Question

Find the derivative of the function x^2cos x.

Answer 1

Answer:

Here's your answer

Answer 2

EXPLANATION.

Derivative of the function x²cosx.

As we know that,

By using the the product rule.

⇒ d[f(x).g(x)]/dx = f(x).d[g(x)]/dx + g(x).d[f(x)]/dx.

By applying this formula in equation, we get.

⇒ d[x²cosx]/dx = x²d[cos x]/dx + cos x d[x²/dx.

⇒ d[x²cosx]/dx = x²(-sin x) + cos x(2x).

⇒ d[x²cosx]/dx = 2xcos(x) - x²sinx.

                                                                                                                             

MORE INFORMATION.

Differentiation of f(x), g(x) type function.
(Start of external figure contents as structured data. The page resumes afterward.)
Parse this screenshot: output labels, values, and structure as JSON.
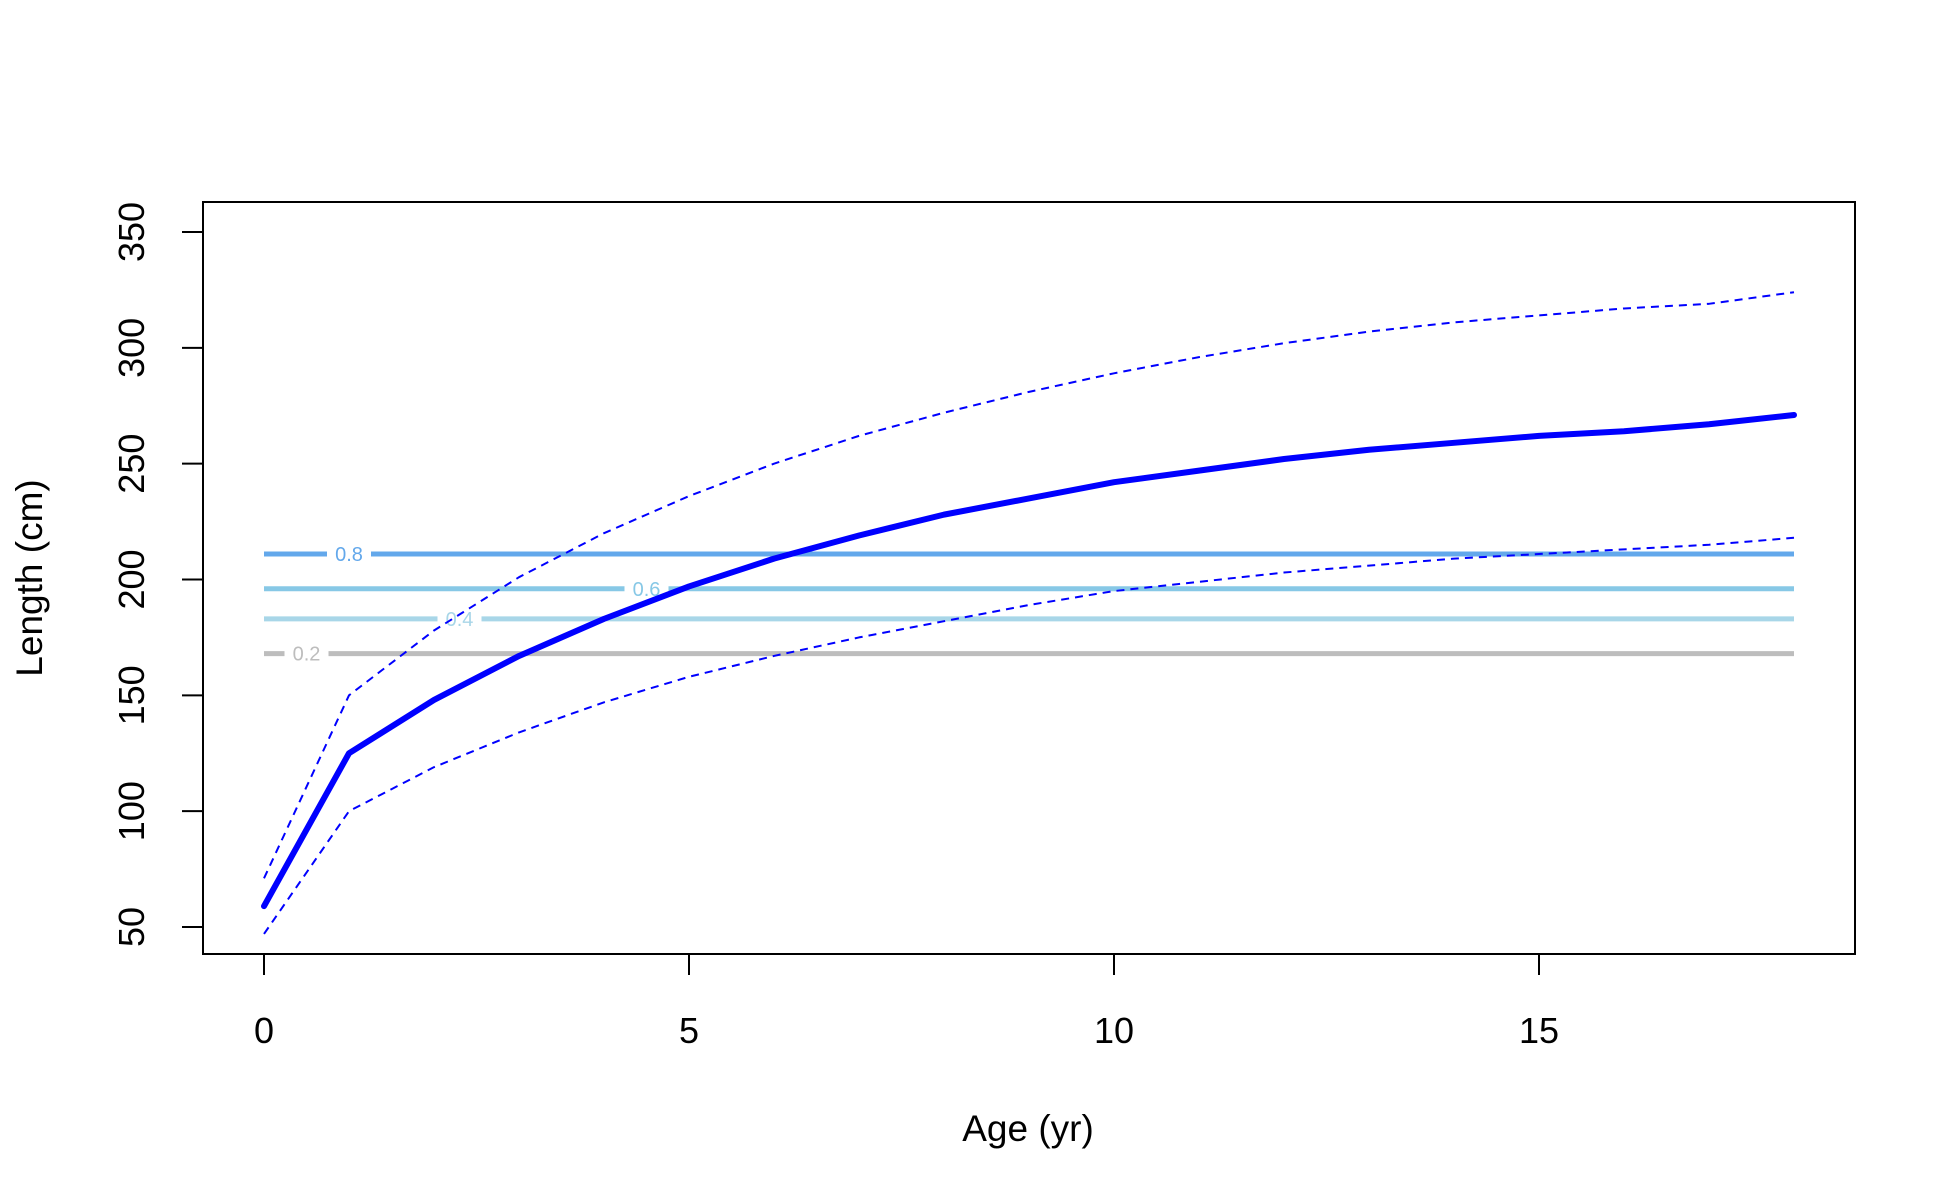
{
  "chart_data": {
    "type": "line",
    "title": "",
    "xlabel": "Age (yr)",
    "ylabel": "Length (cm)",
    "xlim": [
      0,
      18
    ],
    "ylim": [
      50,
      350
    ],
    "x_ticks": [
      0,
      5,
      10,
      15
    ],
    "y_ticks": [
      50,
      100,
      150,
      200,
      250,
      300,
      350
    ],
    "grid": false,
    "legend": "none",
    "x": [
      0,
      1,
      2,
      3,
      4,
      5,
      6,
      7,
      8,
      9,
      10,
      11,
      12,
      13,
      14,
      15,
      16,
      17,
      18
    ],
    "series": [
      {
        "role": "mean",
        "color": "#0000ff",
        "style": "solid-thick",
        "values": [
          59,
          125,
          148,
          167,
          183,
          197,
          209,
          219,
          228,
          235,
          242,
          247,
          252,
          256,
          259,
          262,
          264,
          267,
          271
        ]
      },
      {
        "role": "upper",
        "color": "#0000ff",
        "style": "dashed",
        "values": [
          71,
          150,
          178,
          201,
          220,
          236,
          250,
          262,
          272,
          281,
          289,
          296,
          302,
          307,
          311,
          314,
          317,
          319,
          324
        ]
      },
      {
        "role": "lower",
        "color": "#0000ff",
        "style": "dashed",
        "values": [
          47,
          100,
          119,
          134,
          147,
          158,
          167,
          175,
          182,
          189,
          195,
          199,
          203,
          206,
          209,
          211,
          213,
          215,
          218
        ]
      }
    ],
    "maturity_lines": [
      {
        "label": "0.8",
        "y": 211,
        "color": "#63a8eb",
        "label_x": 1.0
      },
      {
        "label": "0.6",
        "y": 196,
        "color": "#87c8e6",
        "label_x": 4.5
      },
      {
        "label": "0.4",
        "y": 183,
        "color": "#a8d6e8",
        "label_x": 2.3
      },
      {
        "label": "0.2",
        "y": 168,
        "color": "#bdbdbd",
        "label_x": 0.5
      }
    ]
  }
}
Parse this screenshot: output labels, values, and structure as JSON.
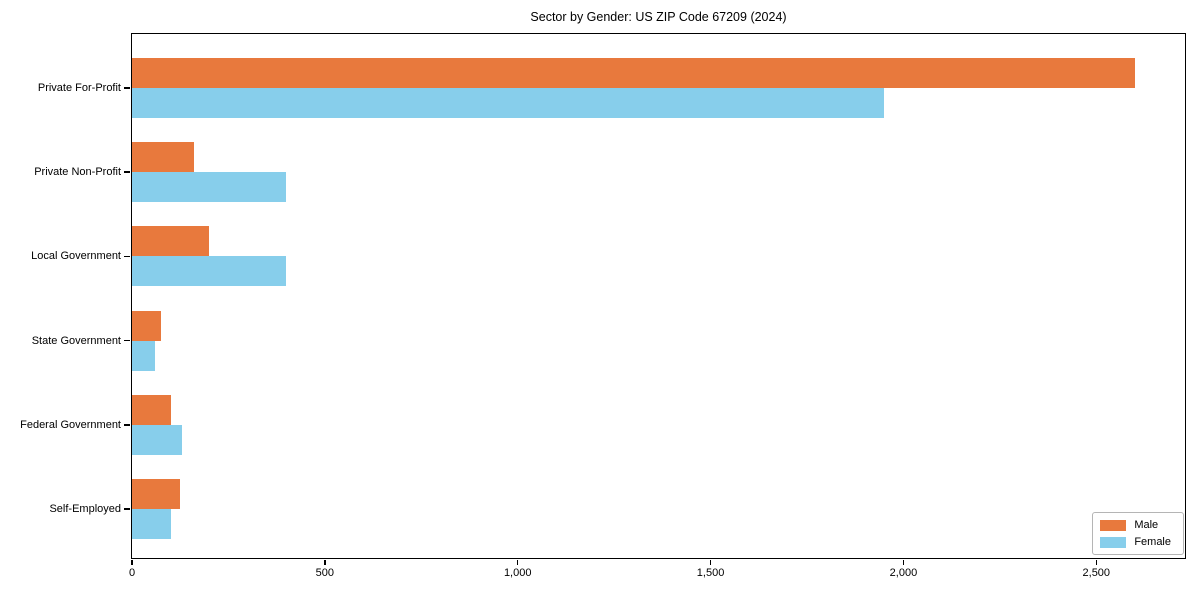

When base and power both are the functions of x that is the function is of the form [f(x)]^g(x).

⇒ y = [f(x)]^g(x).

⇒ ㏒(y) = g(x) ㏒[f(x)].

⇒ 1/y.dy/dx = d g(x).㏒[f(x)]/dx.

⇒ dy/dx = [f(x)]^g(x) . [d[g(x)㏒f(x)]/dx

⇒ That is dy/dx = Q.d/dx (power x ㏒ base).